Elon Musk: Ein verrückt gewordener Chef
Am wichtigsten ist jedoch tatsächlich das Verhalten des Chefs selbst. Im Wahlkampf von US-Präsident Donald Trump und insbesondere in der Zeit nach dessen Sieg leistete sich Musk einen Skandal nach dem anderen. Da war der „römische Gruß“, der einem Hitlergruß erstaunlich ähnlich sah. Und die Einmischung in den deutschen Wahlkampf als Maskottchen der AfD. Oder die zerstörerische Zerschlagung US-amerikanischer Behörden als Chef der durch ihn ins Leben gerufenen „Effizienzbehörde“ DOGE – es hörte nicht auf. Von merkwürdiger Werbung von Donald Trump für Tesla mal ganz abgesehen. Es ist sehr viel in sehr kurzer Zeit passiert.
Das hinterlässt natürlich Spuren. In Europa ist das Ansehen des Tech-Pioniers ins Bodenlose gefallen.

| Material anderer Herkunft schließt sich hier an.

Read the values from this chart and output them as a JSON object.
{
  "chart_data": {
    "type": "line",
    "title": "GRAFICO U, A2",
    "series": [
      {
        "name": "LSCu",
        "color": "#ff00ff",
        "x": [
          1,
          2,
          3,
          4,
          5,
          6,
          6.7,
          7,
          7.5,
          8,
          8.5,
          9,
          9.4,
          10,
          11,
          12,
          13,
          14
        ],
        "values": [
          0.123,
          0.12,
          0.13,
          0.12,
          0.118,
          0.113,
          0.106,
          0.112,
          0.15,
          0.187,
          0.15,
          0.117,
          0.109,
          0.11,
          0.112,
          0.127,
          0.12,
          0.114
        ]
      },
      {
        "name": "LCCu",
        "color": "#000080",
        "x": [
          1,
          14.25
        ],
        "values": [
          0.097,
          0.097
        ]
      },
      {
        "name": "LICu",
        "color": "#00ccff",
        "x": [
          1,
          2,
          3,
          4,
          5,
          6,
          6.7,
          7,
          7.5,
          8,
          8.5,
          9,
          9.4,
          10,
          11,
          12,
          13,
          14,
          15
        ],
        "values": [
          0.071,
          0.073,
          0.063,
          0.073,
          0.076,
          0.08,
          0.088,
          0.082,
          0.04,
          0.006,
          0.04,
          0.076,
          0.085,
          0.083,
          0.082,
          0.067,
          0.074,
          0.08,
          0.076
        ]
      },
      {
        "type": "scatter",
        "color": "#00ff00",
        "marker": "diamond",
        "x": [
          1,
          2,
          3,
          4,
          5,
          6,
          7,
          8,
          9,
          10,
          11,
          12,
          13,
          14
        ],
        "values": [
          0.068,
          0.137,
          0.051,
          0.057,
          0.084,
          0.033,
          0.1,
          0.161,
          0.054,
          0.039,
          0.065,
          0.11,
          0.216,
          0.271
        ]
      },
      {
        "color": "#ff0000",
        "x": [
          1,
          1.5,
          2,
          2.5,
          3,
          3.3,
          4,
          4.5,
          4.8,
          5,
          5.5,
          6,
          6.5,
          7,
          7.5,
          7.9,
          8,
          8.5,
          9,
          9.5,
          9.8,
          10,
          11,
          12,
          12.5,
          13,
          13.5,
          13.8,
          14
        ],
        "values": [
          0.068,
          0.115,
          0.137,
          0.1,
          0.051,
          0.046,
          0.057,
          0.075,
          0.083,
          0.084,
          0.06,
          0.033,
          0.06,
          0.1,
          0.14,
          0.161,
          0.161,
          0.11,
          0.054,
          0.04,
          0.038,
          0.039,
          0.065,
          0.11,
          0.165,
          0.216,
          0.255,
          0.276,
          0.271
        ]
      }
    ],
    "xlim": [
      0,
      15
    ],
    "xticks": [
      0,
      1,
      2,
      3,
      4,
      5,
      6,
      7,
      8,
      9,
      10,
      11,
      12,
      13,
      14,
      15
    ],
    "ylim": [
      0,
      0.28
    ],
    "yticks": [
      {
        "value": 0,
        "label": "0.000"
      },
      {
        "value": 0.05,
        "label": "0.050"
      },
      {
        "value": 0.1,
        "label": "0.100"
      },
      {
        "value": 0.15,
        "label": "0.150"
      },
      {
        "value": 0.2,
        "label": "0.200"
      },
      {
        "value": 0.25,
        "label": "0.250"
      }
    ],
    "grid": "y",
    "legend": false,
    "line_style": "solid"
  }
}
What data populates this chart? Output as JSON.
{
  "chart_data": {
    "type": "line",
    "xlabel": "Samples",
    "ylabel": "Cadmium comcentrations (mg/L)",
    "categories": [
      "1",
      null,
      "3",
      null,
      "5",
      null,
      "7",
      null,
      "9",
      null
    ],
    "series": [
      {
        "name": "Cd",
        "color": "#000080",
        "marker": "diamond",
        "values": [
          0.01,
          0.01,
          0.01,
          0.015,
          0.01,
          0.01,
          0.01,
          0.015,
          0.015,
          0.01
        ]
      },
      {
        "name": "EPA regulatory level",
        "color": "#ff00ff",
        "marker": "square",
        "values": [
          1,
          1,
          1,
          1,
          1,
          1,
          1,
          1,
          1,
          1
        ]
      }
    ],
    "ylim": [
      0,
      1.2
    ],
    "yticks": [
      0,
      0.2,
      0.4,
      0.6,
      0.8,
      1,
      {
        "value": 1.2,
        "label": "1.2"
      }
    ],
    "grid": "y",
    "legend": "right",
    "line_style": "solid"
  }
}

Der für einen Elektroauto-Hersteller so wichtige europäische Markt hat sich stark abgekühlt. Immer mehr Tesla-Modelle fahren mit eindeutigen Hinweisen durch die Gegend, dass man „das Auto gekauft habe, bevor Elon verrückt wurde“. Musk und Tesla sind für die Kunden untrennbar miteinander verwoben – im ehemals guten wie im heute schlechten.
Auch in den USA gibt es immer wieder Proteste gegen Musk, selbst der Bau eines vermeintlich harmlosen Imbissstandes ging nicht ohne lauten Widerstand über die Bühne. Zudem sieht es politisch auch nicht mehr gut für Tesla aus, nachdem Donald Trump seinen „First Buddy“ Musk abgesägt hat. Die Zukunft, so scheint es, gehört dort den Verbrennern.
Musk ist es, der viele ehemalige Kunden auf Jahre – oder für immer – verschreckt hat. Diese Kunden wären vermutlich eher dann zu einer Rückkehr bereit, wenn Tesla Musk öffentlichkeitswirksam vor die Tür gesetzt hätte. Nun geschieht das Gegenteil. Wenn die vielen Versäumnisse des Autoherstellers bisher nicht der Anfang vom Ende waren – der unwirkliche Zahltag für Musk und das Klammern am Chef könnte das jetzt wirklich sein.